Medici e tranquillanti

Insieme ai cadaveri e ai relitti che punteggiano il fondo del Mediterraneo, i Cie sono l’incarnazione più violenta delle politiche segregazioniste dei governi europei. In molti paesi esistono da oltre vent’anni. In alcuni sono gestiti privatamente, in altri, come in Belgio, sono strutture pubbliche, e chi ci lavora è convinto di essere un innocuo funzionario statale (come gli assistenti sociali, lì dentro, sono convinti di fare gli assistenti sociali invitando le persone ad accettare la propria espulsione, e i medici di fare i medici imbottendo i detenuti di tranquillanti).

Dopo una prima ondata di proteste radicali, che avevano l’obiettivo di distruggere sul nascere queste nuove prigioni per stranieri, per anni si sono affermate posizioni più o meno riformiste. La corrente radicale però non si è mai spenta, come dimostrano le azioni della rete No Border, attiva dal 1999, e le numerose rivolte dei detenuti.

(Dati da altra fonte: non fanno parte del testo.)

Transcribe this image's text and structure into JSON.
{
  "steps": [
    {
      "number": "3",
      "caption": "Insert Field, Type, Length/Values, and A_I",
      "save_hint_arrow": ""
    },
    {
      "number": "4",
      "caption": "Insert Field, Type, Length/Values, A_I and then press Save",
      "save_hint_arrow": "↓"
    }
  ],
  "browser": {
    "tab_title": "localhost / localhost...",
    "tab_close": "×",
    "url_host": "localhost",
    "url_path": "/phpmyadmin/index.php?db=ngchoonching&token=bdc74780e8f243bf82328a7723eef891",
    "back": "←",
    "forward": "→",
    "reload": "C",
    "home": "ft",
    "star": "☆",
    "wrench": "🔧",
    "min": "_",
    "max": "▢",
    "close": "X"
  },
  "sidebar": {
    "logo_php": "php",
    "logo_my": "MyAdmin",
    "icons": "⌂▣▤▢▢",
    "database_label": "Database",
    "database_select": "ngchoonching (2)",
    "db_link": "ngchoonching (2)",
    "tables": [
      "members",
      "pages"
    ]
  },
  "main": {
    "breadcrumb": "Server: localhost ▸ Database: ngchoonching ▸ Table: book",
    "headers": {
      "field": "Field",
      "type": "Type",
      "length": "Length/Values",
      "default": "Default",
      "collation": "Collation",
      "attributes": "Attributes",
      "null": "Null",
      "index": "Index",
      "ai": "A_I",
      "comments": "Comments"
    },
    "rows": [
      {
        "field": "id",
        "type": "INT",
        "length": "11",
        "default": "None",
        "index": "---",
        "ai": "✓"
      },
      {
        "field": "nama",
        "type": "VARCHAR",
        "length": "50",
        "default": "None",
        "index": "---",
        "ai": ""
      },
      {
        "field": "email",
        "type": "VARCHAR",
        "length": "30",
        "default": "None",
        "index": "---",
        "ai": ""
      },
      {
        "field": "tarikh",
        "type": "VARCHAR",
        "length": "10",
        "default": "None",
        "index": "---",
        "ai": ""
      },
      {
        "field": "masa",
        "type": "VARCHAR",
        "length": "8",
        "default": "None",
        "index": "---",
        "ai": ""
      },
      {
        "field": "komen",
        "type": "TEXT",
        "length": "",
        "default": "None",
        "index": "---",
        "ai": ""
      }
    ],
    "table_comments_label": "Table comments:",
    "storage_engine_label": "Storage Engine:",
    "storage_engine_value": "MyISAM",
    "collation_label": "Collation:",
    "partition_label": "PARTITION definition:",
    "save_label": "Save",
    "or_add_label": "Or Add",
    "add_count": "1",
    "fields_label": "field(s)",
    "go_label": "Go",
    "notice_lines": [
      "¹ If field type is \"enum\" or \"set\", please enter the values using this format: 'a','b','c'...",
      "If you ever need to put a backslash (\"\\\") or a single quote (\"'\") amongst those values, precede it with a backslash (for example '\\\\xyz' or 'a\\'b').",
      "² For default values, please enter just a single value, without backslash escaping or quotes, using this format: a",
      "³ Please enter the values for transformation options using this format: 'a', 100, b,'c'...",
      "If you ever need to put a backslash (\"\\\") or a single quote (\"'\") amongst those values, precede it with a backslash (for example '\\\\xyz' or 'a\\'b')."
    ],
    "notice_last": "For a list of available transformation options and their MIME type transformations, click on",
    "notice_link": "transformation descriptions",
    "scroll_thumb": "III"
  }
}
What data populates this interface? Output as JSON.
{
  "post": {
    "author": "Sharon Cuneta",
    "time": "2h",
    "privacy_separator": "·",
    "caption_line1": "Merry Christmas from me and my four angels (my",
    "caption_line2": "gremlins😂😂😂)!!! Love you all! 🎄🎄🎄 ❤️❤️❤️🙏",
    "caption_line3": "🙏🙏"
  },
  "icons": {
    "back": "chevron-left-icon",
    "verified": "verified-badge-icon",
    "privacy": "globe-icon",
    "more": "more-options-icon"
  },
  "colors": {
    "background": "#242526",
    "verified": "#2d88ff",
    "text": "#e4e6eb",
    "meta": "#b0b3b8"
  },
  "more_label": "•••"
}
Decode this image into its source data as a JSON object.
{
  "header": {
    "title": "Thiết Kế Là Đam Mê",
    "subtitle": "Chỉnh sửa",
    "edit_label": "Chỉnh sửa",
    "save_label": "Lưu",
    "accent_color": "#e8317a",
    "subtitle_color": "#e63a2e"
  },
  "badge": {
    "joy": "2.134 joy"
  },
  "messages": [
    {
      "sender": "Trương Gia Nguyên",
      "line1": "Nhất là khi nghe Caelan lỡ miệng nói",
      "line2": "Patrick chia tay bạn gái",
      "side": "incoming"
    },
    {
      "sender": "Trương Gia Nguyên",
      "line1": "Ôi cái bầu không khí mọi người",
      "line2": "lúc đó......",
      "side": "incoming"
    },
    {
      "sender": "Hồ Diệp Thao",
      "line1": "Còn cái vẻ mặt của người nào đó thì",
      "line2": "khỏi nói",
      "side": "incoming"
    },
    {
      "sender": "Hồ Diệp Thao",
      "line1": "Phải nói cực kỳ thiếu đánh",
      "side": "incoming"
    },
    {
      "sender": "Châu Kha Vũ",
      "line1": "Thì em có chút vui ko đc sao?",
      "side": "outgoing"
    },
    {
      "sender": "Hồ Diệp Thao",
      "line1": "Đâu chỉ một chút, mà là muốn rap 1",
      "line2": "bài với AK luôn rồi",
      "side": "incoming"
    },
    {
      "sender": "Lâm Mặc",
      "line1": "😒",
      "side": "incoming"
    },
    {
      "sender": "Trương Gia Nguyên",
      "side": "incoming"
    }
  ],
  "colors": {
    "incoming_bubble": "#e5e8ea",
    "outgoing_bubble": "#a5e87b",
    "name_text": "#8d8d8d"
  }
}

Nel 2013 la rete spagnola Cies No ha dato il via alla giornata internazionale contro i centri di detenzione per stranieri (il 15 giugno). Quest’anno ha lanciato un appello a una mobilitazione di una settimana, dal 15 al 21 giugno, alla quale hanno aderito nove paesi. Il 20 giugno, davanti al Cie greco di Amygdaleza, un centinaio di poliziotti in tenuta antisommossa ha accolto i manifestanti venuti a ricordare al governo Tsipras la promessa, non ancora mantenuta, di chiudere i Cie del paese.

Lo stesso giorno la neoeletta sindaca di Barcellona, Ada Colau (del partito Podemos), ha dichiarato di appoggiare le proteste organizzate nella sua città. Il 2 luglio la commissione giustizia e diritti umani del parlamento catalano voterà le conclusioni di un gruppo di lavoro sui Cie che, tra le altre cose, chiede la chiusura di quello di Barcellona entro sei mesi. Già nel febbraio del 2015 l’amministrazione comunale di Málaga aveva approvato una mozione in cui respingeva l’ipotesi che sul suo territorio riaprisse un centro di detenzione per stranieri (in seguito a numerose denunce il centro di Capucinos era stato chiuso nel 2012, dopo ventidue anni di attività). “Chiudere i Cie non è più un’utopia”, ripetono gli attivisti spagnoli, e forse hanno ragione.